Stuart Gordon
Director, screenwriter, producer, actor
Stuart Gordon (born August 11, 1947) is an American filmmaker, theatre director, screenwriter, and playwright . Initially recognized for his provocative and frequently controversial work in experimental theatre, Gordon is perhaps more widely known for work in film. Most of Gordon's cinematic work is in the horror genre, though he has also ventured into science fiction and film noir. Like his friend and fellow filmmaker Brian Yuzna, Gordon is a fan of H. P. Lovecraft and has adapted several of the author's stories for the screen, including Re-Animator, From Beyond, and Dagon, as well as the Masters of Horror episode Dreams in the Witch-House.
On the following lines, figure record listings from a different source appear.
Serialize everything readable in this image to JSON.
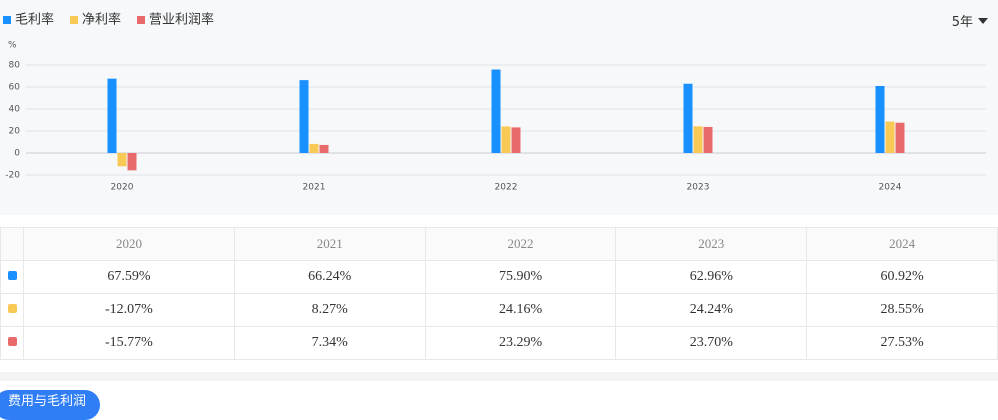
{
  "chart_data": {
    "type": "bar",
    "y_label": "%",
    "categories": [
      "2020",
      "2021",
      "2022",
      "2023",
      "2024"
    ],
    "series": [
      {
        "name": "毛利率",
        "color": "#1890ff",
        "values": [
          67.59,
          66.24,
          75.9,
          62.96,
          60.92
        ]
      },
      {
        "name": "净利率",
        "color": "#f8c955",
        "values": [
          -12.07,
          8.27,
          24.16,
          24.24,
          28.55
        ]
      },
      {
        "name": "营业利润率",
        "color": "#e96a6a",
        "values": [
          -15.77,
          7.34,
          23.29,
          23.7,
          27.53
        ]
      }
    ],
    "ylim": [
      -20,
      80
    ],
    "yticks": [
      -20,
      0,
      20,
      40,
      60,
      80
    ],
    "grid": true,
    "legend": "top-left"
  },
  "period_selector": "5年",
  "table": {
    "header": [
      "2020",
      "2021",
      "2022",
      "2023",
      "2024"
    ],
    "rows": [
      [
        "67.59%",
        "66.24%",
        "75.90%",
        "62.96%",
        "60.92%"
      ],
      [
        "-12.07%",
        "8.27%",
        "24.16%",
        "24.24%",
        "28.55%"
      ],
      [
        "-15.77%",
        "7.34%",
        "23.29%",
        "23.70%",
        "27.53%"
      ]
    ]
  },
  "button": "费用与毛利润"
}
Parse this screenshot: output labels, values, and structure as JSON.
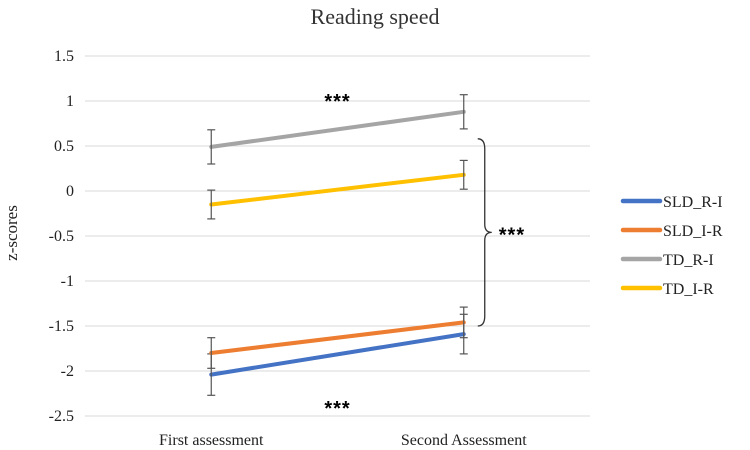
{
  "chart_data": {
    "type": "line",
    "title": "Reading speed",
    "xlabel": "",
    "ylabel": "z-scores",
    "categories": [
      "First assessment",
      "Second Assessment"
    ],
    "ylim": [
      -2.5,
      1.5
    ],
    "yticks": [
      "1.5",
      "1",
      "0.5",
      "0",
      "-0.5",
      "-1",
      "-1.5",
      "-2",
      "-2.5"
    ],
    "ytick_values": [
      1.5,
      1,
      0.5,
      0,
      -0.5,
      -1,
      -1.5,
      -2,
      -2.5
    ],
    "series": [
      {
        "name": "SLD_R-I",
        "color": "#4472C4",
        "values": [
          -2.04,
          -1.59
        ],
        "errors": [
          0.23,
          0.22
        ]
      },
      {
        "name": "SLD_I-R",
        "color": "#ED7D31",
        "values": [
          -1.8,
          -1.46
        ],
        "errors": [
          0.17,
          0.17
        ]
      },
      {
        "name": "TD_R-I",
        "color": "#A5A5A5",
        "values": [
          0.49,
          0.88
        ],
        "errors": [
          0.19,
          0.19
        ]
      },
      {
        "name": "TD_I-R",
        "color": "#FFC000",
        "values": [
          -0.15,
          0.18
        ],
        "errors": [
          0.16,
          0.16
        ]
      }
    ],
    "annotations": [
      {
        "text": "***",
        "position": "above TD lines"
      },
      {
        "text": "***",
        "position": "below SLD lines"
      },
      {
        "text": "***",
        "position": "between-group bracket"
      }
    ]
  }
}
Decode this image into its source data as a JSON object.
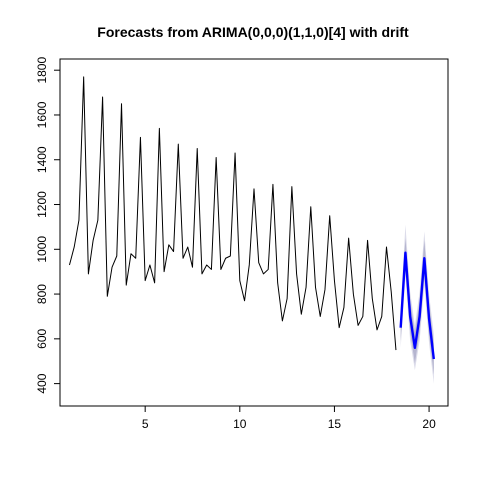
{
  "chart_data": {
    "type": "line",
    "title": "Forecasts from ARIMA(0,0,0)(1,1,0)[4] with drift",
    "xlabel": "",
    "ylabel": "",
    "xlim": [
      0.5,
      21.0
    ],
    "ylim": [
      300,
      1850
    ],
    "x_ticks": [
      5,
      10,
      15,
      20
    ],
    "y_ticks": [
      400,
      600,
      800,
      1000,
      1200,
      1400,
      1600,
      1800
    ],
    "grid": false,
    "legend": "none",
    "series": [
      {
        "role": "observed",
        "color": "#000000",
        "x": [
          1.0,
          1.25,
          1.5,
          1.75,
          2.0,
          2.25,
          2.5,
          2.75,
          3.0,
          3.25,
          3.5,
          3.75,
          4.0,
          4.25,
          4.5,
          4.75,
          5.0,
          5.25,
          5.5,
          5.75,
          6.0,
          6.25,
          6.5,
          6.75,
          7.0,
          7.25,
          7.5,
          7.75,
          8.0,
          8.25,
          8.5,
          8.75,
          9.0,
          9.25,
          9.5,
          9.75,
          10.0,
          10.25,
          10.5,
          10.75,
          11.0,
          11.25,
          11.5,
          11.75,
          12.0,
          12.25,
          12.5,
          12.75,
          13.0,
          13.25,
          13.5,
          13.75,
          14.0,
          14.25,
          14.5,
          14.75,
          15.0,
          15.25,
          15.5,
          15.75,
          16.0,
          16.25,
          16.5,
          16.75,
          17.0,
          17.25,
          17.5,
          17.75,
          18.0,
          18.25
        ],
        "values": [
          930,
          1010,
          1130,
          1770,
          890,
          1040,
          1130,
          1680,
          790,
          920,
          970,
          1650,
          840,
          980,
          960,
          1500,
          860,
          930,
          850,
          1540,
          900,
          1020,
          990,
          1470,
          960,
          1010,
          920,
          1450,
          890,
          930,
          910,
          1410,
          910,
          960,
          970,
          1430,
          860,
          770,
          930,
          1270,
          940,
          890,
          910,
          1290,
          850,
          680,
          780,
          1280,
          890,
          710,
          830,
          1190,
          830,
          700,
          820,
          1150,
          860,
          650,
          740,
          1050,
          800,
          660,
          700,
          1040,
          780,
          640,
          700,
          1010,
          810,
          550
        ]
      },
      {
        "role": "forecast",
        "color": "#0000ff",
        "x": [
          18.5,
          18.75,
          19.0,
          19.25,
          19.5,
          19.75,
          20.0,
          20.25
        ],
        "values": [
          650,
          985,
          700,
          560,
          700,
          960,
          690,
          510
        ]
      }
    ],
    "intervals": [
      {
        "level": 95,
        "color": "#dcdcea",
        "x": [
          18.5,
          18.75,
          19.0,
          19.25,
          19.5,
          19.75,
          20.0,
          20.25
        ],
        "lower": [
          560,
          880,
          590,
          460,
          590,
          840,
          580,
          400
        ],
        "upper": [
          740,
          1110,
          810,
          660,
          810,
          1080,
          800,
          620
        ]
      },
      {
        "level": 80,
        "color": "#b5b5cf",
        "x": [
          18.5,
          18.75,
          19.0,
          19.25,
          19.5,
          19.75,
          20.0,
          20.25
        ],
        "lower": [
          590,
          920,
          630,
          490,
          630,
          880,
          620,
          440
        ],
        "upper": [
          710,
          1050,
          770,
          630,
          770,
          1040,
          760,
          580
        ]
      }
    ]
  }
}
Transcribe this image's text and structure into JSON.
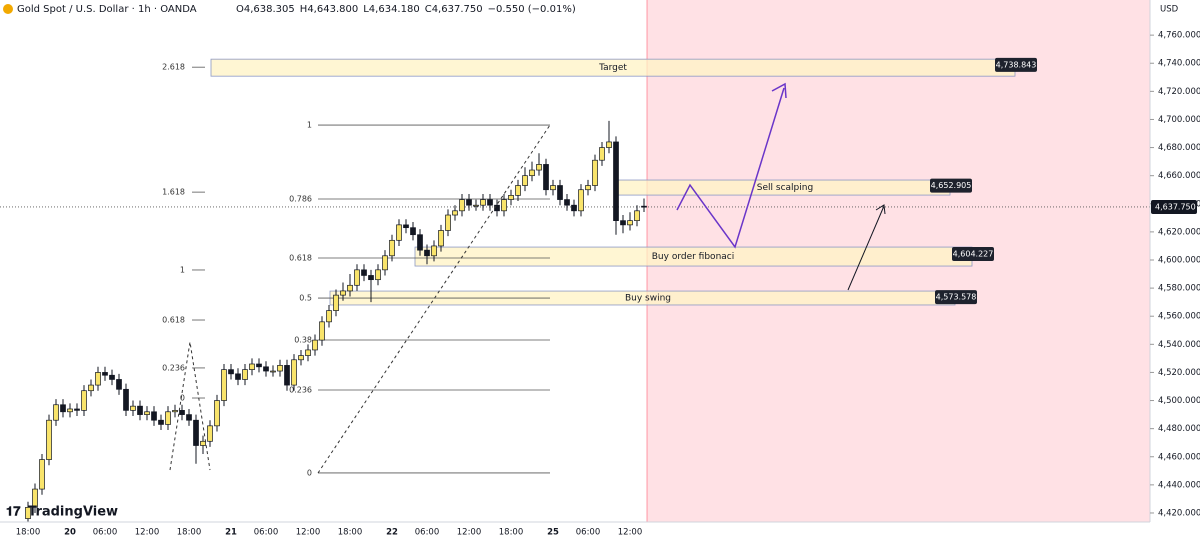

He has turned to the work of Edgar Allan Poe on two occasions, directing The Pit and the Pendulum in 1991 and The Black Cat for Masters of Horror Showtime series in 2007. His science fiction films Robot Jox (1990) and Fortress (1992) have both become cult classics. Gordon attended the University of Wisconsin and soon after formed Screw Theater. In March 1967 Gordon produced The Game Show at the UW Memorial Union. The play, intended to be an attack on apathy, locked the audience in the theater and seemingly humiliated, beat and raped them (audience plants were used.) Every performance ended with the audience rioting and stopping the show. He then formed Screw Theater in the summer of 1968 and produced and directed four shows, the final one, in the fall of 1968, a political version of Peter Pan that got him and his future wife arrested for obscenity.